At the time of the original application for SFMP acceptance, the most recent radiological survey of Area 13 had been taken in 1977. Results were reported only for land within the 895-acre contaminated zone. The Board took issue with the fact that "additional Pu migration within the site since the time of the 1977 survey, and dispersal of Pu outside the site boundaries were not discussed in the DOE-NV request."


The application had also stated that "minimal DOE surveillance is being performed at Area 13 because the contaminated area is not within direct control of DOE." The Board held off on accepting Area 13 into SFMP, stating that "with the limited information available, the board was unable to assess the current radiological safety of Project 57."

The Board made several recommendations to DOE-NV that would allow the Project 57 site to meet the guidelines for SFMP funding. A new radiological survey was required to determine the extent and migration of plutonium from the fenced contaminated zone. A hazards analysis had to be performed, with particular emphasis on assessing the predicted radiation exposure of workers at the new construction site. DOE-NV had to determine an acceptable concentration level for plutonium in the soil (for any levels detected after the cleanup).


The Board also required that DOE-NV provide a description of safety measures that would ensure that plutonium would not continue to migrate off-site.


Cleanup costs

DOE-NV followed the Board's recommendations, and the site was subsequently accepted into the Surplus Facilities Management Program. According to DOE documents, the initial phase of the operation was set to begin in October 1982.


First of all, a preliminary site characterization was made for both the Project 57 contaminated zone and the inactive contaminated waste dump adjacent to Valley Road. Also included in the Fiscal Year (FY) 1983 budget were plans for perimeter survey work, pathway and criteria analysis, clean-up technique investigation, engineering design and equipment specification, and procurement of mobile laboratory equipment.


This phase was scheduled to be completed in September 1983 at a total cost of $500,000.

Next, heavy equipment was to be procured for the excavation of contaminated soil.
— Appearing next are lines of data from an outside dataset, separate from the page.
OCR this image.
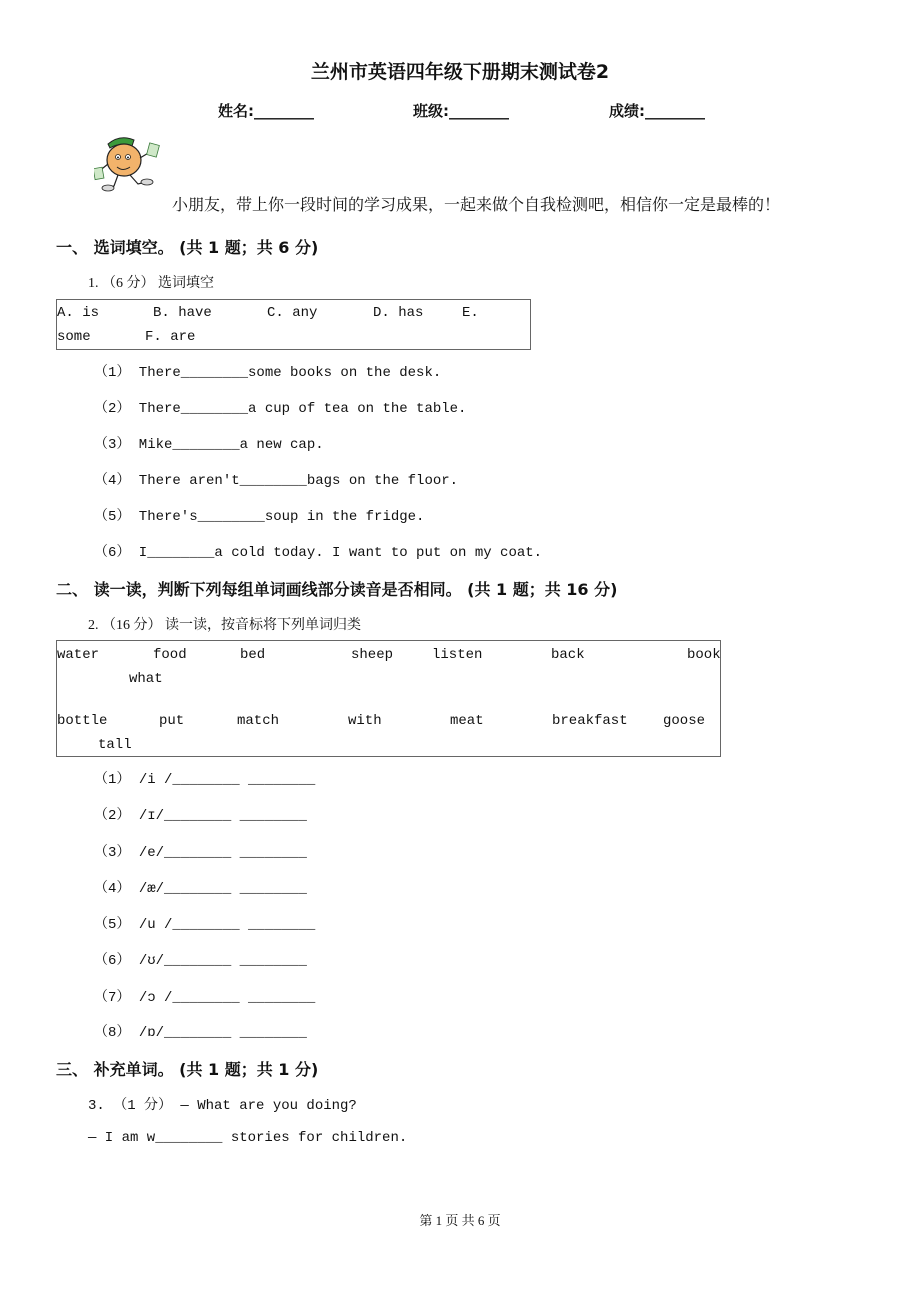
兰州市英语四年级下册期末测试卷2
姓名:________	班级:________	成绩:________
小朋友，带上你一段时间的学习成果，一起来做个自我检测吧，相信你一定是最棒的！
一、 选词填空。 (共 1 题；共 6 分)
1. （6 分） 选词填空
A. is	B. have	C. any	D. has	E.
some	F. are
（1） There________some books on the desk.
（2） There________a cup of tea on the table.
（3） Mike________a new cap.
（4） There aren't________bags on the floor.
（5） There's________soup in the fridge.
（6） I________a cold today. I want to put on my coat.
二、 读一读，判断下列每组单词画线部分读音是否相同。 (共 1 题；共 16 分)
2. （16 分） 读一读，按音标将下列单词归类
water	food	bed	sheep	listen	back	book
what
bottle	put	match	with	meat	breakfast	goose
tall
（1） /i /________ ________
（2） /ɪ/________ ________
（3） /e/________ ________
（4） /æ/________ ________
（5） /u /________ ________
（6） /ʊ/________ ________
（7） /ɔ /________ ________
（8） /ɒ/________ ________
三、 补充单词。 (共 1 题；共 1 分)
3. （1 分） — What are you doing?
— I am w________ stories for children.
第 1 页 共 6 页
Four 30-ton ore-haulers and one earth-mover were to be purchased for $1,250,000. A water-well was to be drilled for dust suppression support in order to prevent resuspension of plutonium into the atmosphere. Actual decontamination was set to begin in January 1984, with an initial effort to remove 40,000 cubic yards of soil. Estimated expenses for FY-1984 were $2,500,000.

Three more 30-ton ore-haulers and a 5,000-gallon water tanker were to be purchased in FY-1985 to support the removal of an additional 90,000 cubic yards of soil. Total costs for FY-1985 were estimated at $2,500,000.


The plan called for removal of 100,000 cubic yards of soil per year from FY-1986 through FY-1991 at an annual cost of $2,500,000.


The fate of Area 13?

The decontamination and decommissioning project was scheduled for completion in FY-1992. Tasks included final decontamination, revegetation, demobilization, certification, and production of a final report. Total cost for FY-1992 was estimated to be $500,000. The total cost of the project was estimated at $21,000,000. No documents have yet surfaced to show whether or not the project remained on schedule and within budget.


A Russian spy satellite photo from 1988 apparently shows that large amounts of soil had been recently removed from an area just north of the Project 57 contaminated zone in Area 13.

However, cleanup of the Project 57 site was still a concern during environmental studies in the late 1990s. A preliminary site characterization was completed in 1998 and a complete assessment of plutonium cleanup was scheduled for FY 1999.


According to Steve L. Hoeffner et al (Clemson University-Research Park) and Richard Smalley (Waste Policy Institute, Savanna River Research Campus) in Evaluation of Remediation Methods for Plutonium Contaminated Soil,

"a limited amount of data is available for the Area 13 soils," and cleanup of the site is a "low priority."